DETROIT – For many years, under a variety of leaders, the Michigan Republican Party was one of the best and most efficient political organizations in the country.
Raising money was seldom a problem. Most of the time, the party did well at finding good people to run in competitive districts. Past party chairs included Mel Larsen, whose name is on Michigan’s Elliott-Larsen civil rights law, and a young Spencer Abraham, later the only Republican to win a U.S. Senate race in Michigan since 1972.
The GOP hasn’t done well in presidential elections in the state since the 1980s, but they usually controlled the legislature, and at one point had the governor’s office for 34 of 42 years.
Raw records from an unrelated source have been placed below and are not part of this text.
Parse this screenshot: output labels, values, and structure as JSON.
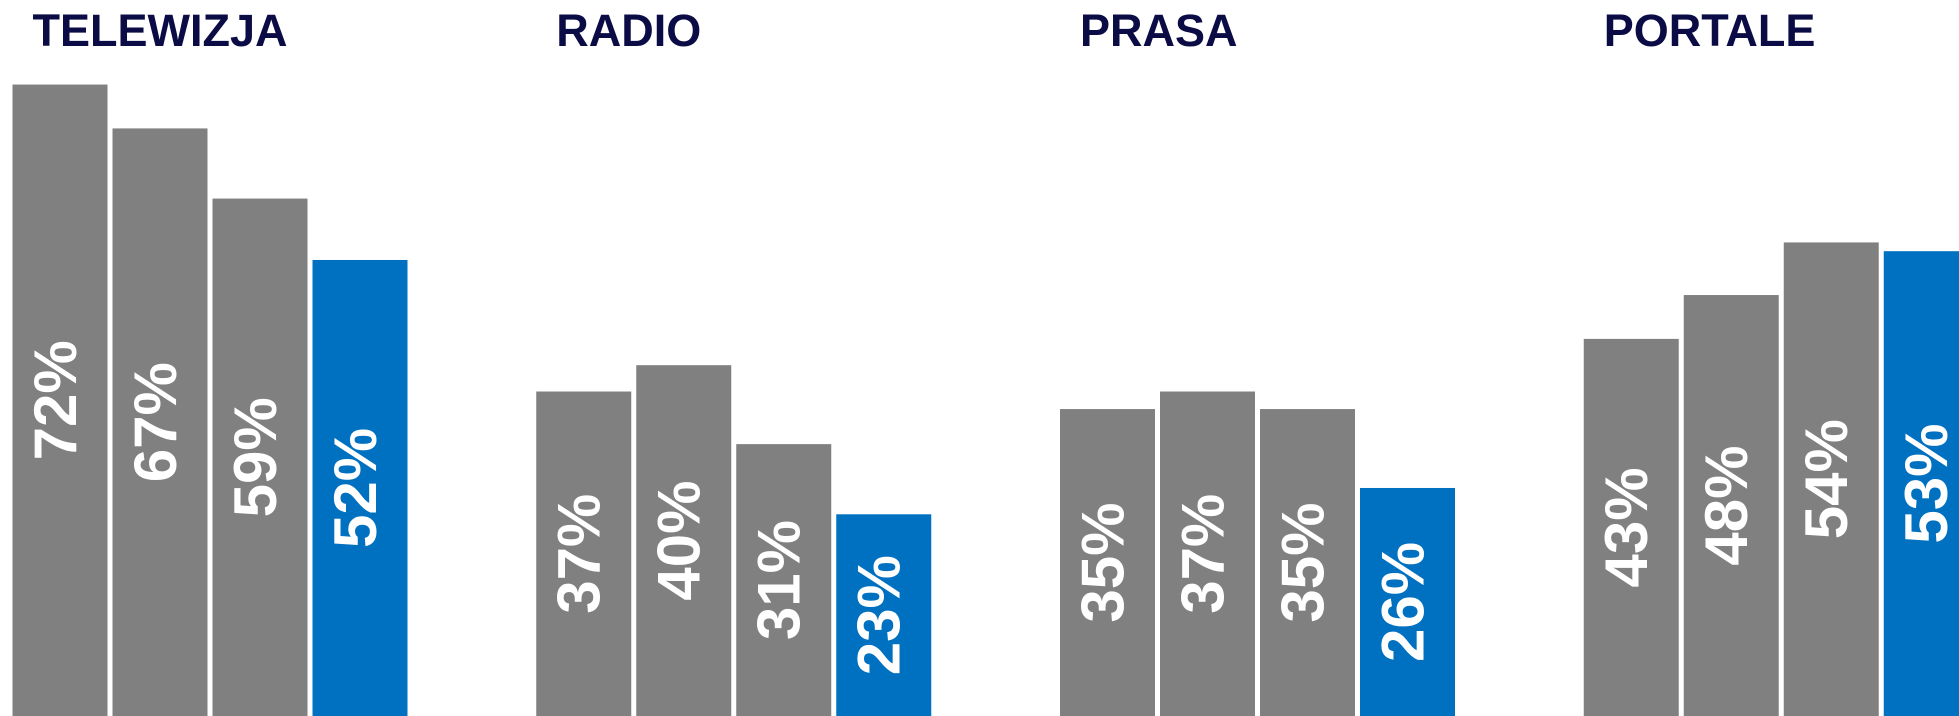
{
  "chart_data": [
    {
      "type": "bar",
      "title": "TELEWIZJA",
      "values": [
        72,
        67,
        59,
        52
      ],
      "value_labels": [
        "72%",
        "67%",
        "59%",
        "52%"
      ],
      "colors": [
        "#808080",
        "#808080",
        "#808080",
        "#0070c0"
      ]
    },
    {
      "type": "bar",
      "title": "RADIO",
      "values": [
        37,
        40,
        31,
        23
      ],
      "value_labels": [
        "37%",
        "40%",
        "31%",
        "23%"
      ],
      "colors": [
        "#808080",
        "#808080",
        "#808080",
        "#0070c0"
      ]
    },
    {
      "type": "bar",
      "title": "PRASA",
      "values": [
        35,
        37,
        35,
        26
      ],
      "value_labels": [
        "35%",
        "37%",
        "35%",
        "26%"
      ],
      "colors": [
        "#808080",
        "#808080",
        "#808080",
        "#0070c0"
      ]
    },
    {
      "type": "bar",
      "title": "PORTALE",
      "values": [
        43,
        48,
        54,
        53
      ],
      "value_labels": [
        "43%",
        "48%",
        "54%",
        "53%"
      ],
      "colors": [
        "#808080",
        "#808080",
        "#808080",
        "#0070c0"
      ]
    }
  ]
}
They also observed what President Ronald Reagan called the Eleventh Commandment: “Thou shalt not speak ill of another Republican.”
But today, the party is an unholy mess in every possible sense of that term. Instead of having millions in the bank, the Michigan GOP may be on the point of declaring bankruptcy. The party’s traditional September Mackinac Island conference was a costly disaster, with presidential candidates staying away, except the marginal Vivek Ramaswamy, and actor/ QAnon conspiracy buff Jim Caviezel, to whom party chair Kristina Karamo paid $110,000 for a short speech.
That was far from the party’s only disaster. Last July, police were called to a Michigan Republican Party state committee meeting, to find Clare County GOP chairman Mark DeYoung screaming that James Chapman, a Wayne County Republican, “kicked me in my balls.” Chapman said DeYoung had broken one of his ribs.
The next month, police were called again, when two Republican women, one from Kalamazoo and one from Macomb County got into another physical fight at a party leadership conference in Lansing.
Nobody has seen anything like this before, but there seems to be a wide and growing consensus about who is primarily to blame: Kristina Karamo, the woman whose selection as chair of the Michigan Republican Party last February stunned nearly everyone.
Her behavior since has been even more stunning. She began by intentionally alienating the party’s traditional donors, abandoning the Michigan GOP’s sumptuous headquarters in Lansing in favor of a post office box in a UPS store. She has said that demonic possession can be transferred through sexual intercourse.
Then, at the disastrous Mackinac Conference in September, she took the stage to rant that evolution was a hoax and a leftist plot to make children “question other parts of the Bible.” She also gave a “dramatic reading” of the Declaration of Independence.
Dawn Beattie, a member of the GOP state central committee, then wrote an email to her fellow Republicans that was leaked to the media. “If I would have known that Kristina Karamo would have turned out to be such a tyrannical incompetent dumpster fire I would never have worked so hard to get her elected.
“For that I apologize.”
Things continued to get weirder. With more and more members of the Republican inner circle feeling the way Dawn Beattie did, dozens of GOP state committee members called a meeting January 6 in Commerce Township, about 30 miles northwest of Detroit, to discuss firing Karamo.
And decisively fire her they did, with 88 percent of them voting to do so. “We’ve made history today!” a member of the committee said in a written statement.
Malinda Pego, once, but no longer a Karamo supporter, proclaimed herself the “acting” GOP chair.
But there is only one problem.
Kristina Karamo is refusing to go. She called the meeting illegitimate, said it had no legal standing, and proclaimed “I am still chair of the Michigan Republican Party.”
What this likely means is a legal mess, and a drawn-out fight in the courts. Unless, that is, the national party, namely the Republican National Committee, intervenes. That is something that has both special poignancy and relevance here.
The chair of the RNC, Ronna Romney McDaniel, is a Michigan native and former chair of the Michigan GOP. (She is a niece, but not a supporter, of U.S. Sen. Mitt Romney.)
Beyond the drama, there’s the very real question as to what this may mean for Republicans at the ballot box this year. It’s possible that it may not hurt that much. Months ago, realizing that the Karamo-led party was dysfunctional, former Gov. Rick Snyder and Kalamazoo businessman Bill Parfet moved to lead a separate fundraising campaign for GOP candidates.
Bill Ballenger, a longtime Lansing political analyst who was once a Republican legislator, calls the situation unprecedented, historic, and “pretty much total chaos.”
Nevertheless, he adds that “Democrats should eschew getting too jubilant or overconfident.” If voters don’t like what’s been been happening with Democrats in full control of state government, “they might decide Republicans are the only logical alternative. It’s happened before,” he notes.
He could be right. But meanwhile, Michigan’s embarrassing GOP circus is still going on, with no end in sight.